If a floating tensioner will work, or to test and see if one will, take some heavy duty zip ties and tie wrap the chain tight, to a reasonable level. Remember the purple and orange powdercoated watercut robot from team 781 2 years ago? These simple tensioners worked perfectly, never getting caught up, and if they broke, they were easy to fix. Once we did get the heavy ties though, there was no breakage.

Jeff K. 13-02-2006 21:55

Re: Chain Tensioners
 
Quote:

Originally Posted by lukevanoort
Eventually I had to ditch the design because we needed four tensioners. (Can anybody guess what we're doing? Hint: not omni)

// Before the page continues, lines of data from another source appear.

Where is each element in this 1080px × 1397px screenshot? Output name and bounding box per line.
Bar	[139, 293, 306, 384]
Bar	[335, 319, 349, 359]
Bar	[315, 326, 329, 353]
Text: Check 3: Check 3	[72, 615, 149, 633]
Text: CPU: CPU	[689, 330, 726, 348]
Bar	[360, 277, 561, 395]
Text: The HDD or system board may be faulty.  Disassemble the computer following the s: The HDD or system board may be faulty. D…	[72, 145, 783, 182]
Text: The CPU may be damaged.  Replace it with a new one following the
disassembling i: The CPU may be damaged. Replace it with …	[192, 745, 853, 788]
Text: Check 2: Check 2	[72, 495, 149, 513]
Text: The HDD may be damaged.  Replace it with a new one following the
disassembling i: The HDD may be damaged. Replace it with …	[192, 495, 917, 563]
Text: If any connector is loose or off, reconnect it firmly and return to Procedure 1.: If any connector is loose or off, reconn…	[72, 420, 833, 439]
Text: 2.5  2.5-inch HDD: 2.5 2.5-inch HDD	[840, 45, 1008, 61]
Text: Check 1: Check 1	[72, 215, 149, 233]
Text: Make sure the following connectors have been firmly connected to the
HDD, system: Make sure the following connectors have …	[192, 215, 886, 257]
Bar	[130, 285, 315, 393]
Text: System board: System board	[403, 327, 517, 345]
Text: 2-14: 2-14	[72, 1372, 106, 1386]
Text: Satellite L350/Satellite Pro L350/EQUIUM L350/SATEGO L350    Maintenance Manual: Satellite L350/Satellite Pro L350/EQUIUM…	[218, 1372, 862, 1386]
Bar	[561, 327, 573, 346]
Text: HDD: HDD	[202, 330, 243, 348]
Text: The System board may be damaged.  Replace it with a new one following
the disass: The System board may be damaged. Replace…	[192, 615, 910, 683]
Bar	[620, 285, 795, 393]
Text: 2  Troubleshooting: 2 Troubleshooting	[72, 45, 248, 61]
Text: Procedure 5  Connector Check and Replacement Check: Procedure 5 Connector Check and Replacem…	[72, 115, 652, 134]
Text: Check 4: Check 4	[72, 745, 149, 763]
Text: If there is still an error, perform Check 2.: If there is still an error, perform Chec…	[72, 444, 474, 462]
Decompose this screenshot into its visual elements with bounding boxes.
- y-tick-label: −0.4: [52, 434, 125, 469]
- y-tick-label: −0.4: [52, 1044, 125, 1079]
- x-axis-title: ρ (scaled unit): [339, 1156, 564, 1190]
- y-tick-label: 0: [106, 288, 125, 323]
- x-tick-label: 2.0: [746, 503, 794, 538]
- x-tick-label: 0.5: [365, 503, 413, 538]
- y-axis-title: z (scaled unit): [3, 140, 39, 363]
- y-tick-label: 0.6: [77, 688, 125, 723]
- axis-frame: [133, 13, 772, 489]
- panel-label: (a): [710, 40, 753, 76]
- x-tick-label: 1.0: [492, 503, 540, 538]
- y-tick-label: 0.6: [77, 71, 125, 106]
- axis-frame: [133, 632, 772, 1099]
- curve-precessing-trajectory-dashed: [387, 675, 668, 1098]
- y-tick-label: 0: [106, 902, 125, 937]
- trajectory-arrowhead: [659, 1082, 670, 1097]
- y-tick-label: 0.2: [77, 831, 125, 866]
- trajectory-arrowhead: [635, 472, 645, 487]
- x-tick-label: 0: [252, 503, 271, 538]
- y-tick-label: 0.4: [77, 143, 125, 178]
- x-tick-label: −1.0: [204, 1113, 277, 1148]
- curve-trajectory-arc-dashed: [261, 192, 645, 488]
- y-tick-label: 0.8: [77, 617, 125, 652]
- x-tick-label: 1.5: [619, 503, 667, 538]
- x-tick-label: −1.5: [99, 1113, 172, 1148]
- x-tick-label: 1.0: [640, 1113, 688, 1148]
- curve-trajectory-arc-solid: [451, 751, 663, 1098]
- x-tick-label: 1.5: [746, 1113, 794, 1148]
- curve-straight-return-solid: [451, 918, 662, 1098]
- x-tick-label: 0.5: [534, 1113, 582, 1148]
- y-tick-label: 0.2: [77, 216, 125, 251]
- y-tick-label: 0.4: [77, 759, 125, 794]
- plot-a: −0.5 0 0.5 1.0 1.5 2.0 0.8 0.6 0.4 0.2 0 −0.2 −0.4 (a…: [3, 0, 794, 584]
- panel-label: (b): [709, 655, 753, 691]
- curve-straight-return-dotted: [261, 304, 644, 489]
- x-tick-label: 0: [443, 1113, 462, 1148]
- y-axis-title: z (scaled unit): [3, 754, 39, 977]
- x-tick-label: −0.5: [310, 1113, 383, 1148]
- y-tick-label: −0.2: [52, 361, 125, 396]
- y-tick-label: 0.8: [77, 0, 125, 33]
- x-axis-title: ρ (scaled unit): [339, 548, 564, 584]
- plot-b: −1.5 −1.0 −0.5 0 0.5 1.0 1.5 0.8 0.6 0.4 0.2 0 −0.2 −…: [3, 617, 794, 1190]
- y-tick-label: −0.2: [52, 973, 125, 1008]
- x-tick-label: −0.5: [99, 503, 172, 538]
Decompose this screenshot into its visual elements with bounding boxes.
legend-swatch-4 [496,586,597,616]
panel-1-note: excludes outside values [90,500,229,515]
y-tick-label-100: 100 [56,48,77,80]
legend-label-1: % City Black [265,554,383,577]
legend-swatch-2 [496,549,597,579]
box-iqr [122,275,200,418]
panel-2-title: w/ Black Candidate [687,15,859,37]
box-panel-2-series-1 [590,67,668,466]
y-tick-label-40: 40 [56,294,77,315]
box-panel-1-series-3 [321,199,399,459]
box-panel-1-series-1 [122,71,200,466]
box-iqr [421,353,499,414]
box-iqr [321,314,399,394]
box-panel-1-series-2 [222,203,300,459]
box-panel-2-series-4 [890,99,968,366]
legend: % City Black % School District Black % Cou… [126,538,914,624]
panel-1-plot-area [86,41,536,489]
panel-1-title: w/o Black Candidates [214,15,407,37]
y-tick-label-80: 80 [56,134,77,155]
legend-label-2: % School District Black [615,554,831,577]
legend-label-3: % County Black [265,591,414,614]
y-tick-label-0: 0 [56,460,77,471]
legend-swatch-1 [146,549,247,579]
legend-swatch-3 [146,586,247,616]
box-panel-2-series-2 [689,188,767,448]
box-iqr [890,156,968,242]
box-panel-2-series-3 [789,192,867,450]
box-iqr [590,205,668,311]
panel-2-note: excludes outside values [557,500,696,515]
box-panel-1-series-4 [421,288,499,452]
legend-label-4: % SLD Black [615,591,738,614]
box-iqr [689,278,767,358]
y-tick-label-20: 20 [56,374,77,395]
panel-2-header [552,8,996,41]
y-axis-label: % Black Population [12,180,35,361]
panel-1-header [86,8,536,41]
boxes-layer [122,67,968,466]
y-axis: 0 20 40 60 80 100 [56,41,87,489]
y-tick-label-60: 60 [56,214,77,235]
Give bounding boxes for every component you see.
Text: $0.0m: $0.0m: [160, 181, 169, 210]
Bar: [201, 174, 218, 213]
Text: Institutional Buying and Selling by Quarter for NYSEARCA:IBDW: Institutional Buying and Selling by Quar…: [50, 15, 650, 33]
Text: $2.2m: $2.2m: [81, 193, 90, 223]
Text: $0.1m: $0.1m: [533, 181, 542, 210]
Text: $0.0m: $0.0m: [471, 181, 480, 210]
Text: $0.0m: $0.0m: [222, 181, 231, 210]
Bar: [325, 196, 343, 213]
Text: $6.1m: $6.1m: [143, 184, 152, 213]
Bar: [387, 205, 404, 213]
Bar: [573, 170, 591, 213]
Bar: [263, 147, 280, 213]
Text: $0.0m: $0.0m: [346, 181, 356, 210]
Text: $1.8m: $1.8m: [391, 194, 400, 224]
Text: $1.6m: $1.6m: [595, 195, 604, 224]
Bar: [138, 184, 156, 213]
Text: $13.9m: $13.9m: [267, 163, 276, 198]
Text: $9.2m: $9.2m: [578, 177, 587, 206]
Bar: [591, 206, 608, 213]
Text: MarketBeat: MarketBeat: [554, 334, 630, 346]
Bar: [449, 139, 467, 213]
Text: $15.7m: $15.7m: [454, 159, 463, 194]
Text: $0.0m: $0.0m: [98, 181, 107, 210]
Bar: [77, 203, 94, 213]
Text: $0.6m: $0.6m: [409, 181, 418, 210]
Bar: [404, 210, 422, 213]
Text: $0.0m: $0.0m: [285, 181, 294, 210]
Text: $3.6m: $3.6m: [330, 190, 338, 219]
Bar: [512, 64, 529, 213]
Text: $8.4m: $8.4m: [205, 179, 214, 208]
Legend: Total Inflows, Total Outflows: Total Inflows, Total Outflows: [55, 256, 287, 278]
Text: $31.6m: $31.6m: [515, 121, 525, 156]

OO oo pick me Possibly Mechanum? We still have to try running it on the floor over a period of time with the tensioners to see how they do, which we will on Wednesday. We didn't really consider the chain sliding sideways, didn't have much of a problem when we had it propped up on the table. Oh well, we'll see.:D

lukevanoort 13-02-2006 23:46

Re: Chain Tensioners
 
Quote:

Originally Posted by Stonefan5271138
OO oo pick me Possibly Mechanum?

I wish. :D Maybe next year...

richwong 14-02-2006 11:23

Re: Chain Tensioners
 
1 Attachment(s)
We use elastomer tension rings from McMaster-Carr (p/n: 5896K1). They work great and are simple to install (just put it between the chain). See attached image...

Dick Linn 15-02-2006 16:50

Re: Chain Tensioners
 
Those tensioning rings are slick. Too bad they cost so much! At that price, the special polymer must be made from unobtanium.

King Bob 16-02-2006 20:22

Re: Chain Tensioners
 
We made a tensioner for our 05' bot. We just used a skateboard wheel on a piece of metal which was attatched to the frame and a spring keeping the tension. We just used scrap parts from our school so it was cheap and pretty easy to make. I'll try to get a picture up soon.

Leo 1529 16-02-2006 20:40

Re: Chain Tensioners
 
we are just using bolts to tension our chain but we want to use something on top of the bolts...

lukevanoort 17-02-2006 15:34

Re: Chain Tensioners
 
Quote:

Originally Posted by Leo 1529
we are just using bolts to tension our chain but we want to use something on top of the bolts...

Be careful, metal on metal contact is not a good thing. Ideally you'd use idlers, but if you can't at least put a piece of PVC around the bolt.

greencactus3 17-02-2006 19:36

Re: Chain Tensioners
 
Quote:

Originally Posted by Dick Linn
Those tensioning rings are slick. Too bad they cost so much! At that price, the special polymer must be made from unobtanium.

i dunno if thats allowed... its not fair you can generate electricity from friction...

and we cant use them because of clearance issues.
weve had success in th past with no active tensioners. we have slots in our wheel bearing pillows. and we just slide them to the perfect tension. then crank on the bolts.

Dick Linn 19-02-2006 15:15

Re: Chain Tensioners
 
If our design permits, we either slide or place shims under the motor/gearbox assembly. This year, the initial tension worked out perfectly with no shims or half links or anything. How unsual is that!

edthegeek 25-02-2006 19:39

Re: Chain Tensioners
 
I know what type of tensioner you are talking about. Google "Roll-On Tensioner". It's this rubber sprocket that tensions and dampens vibrations. We have neve used it, but ive heard that its good suff.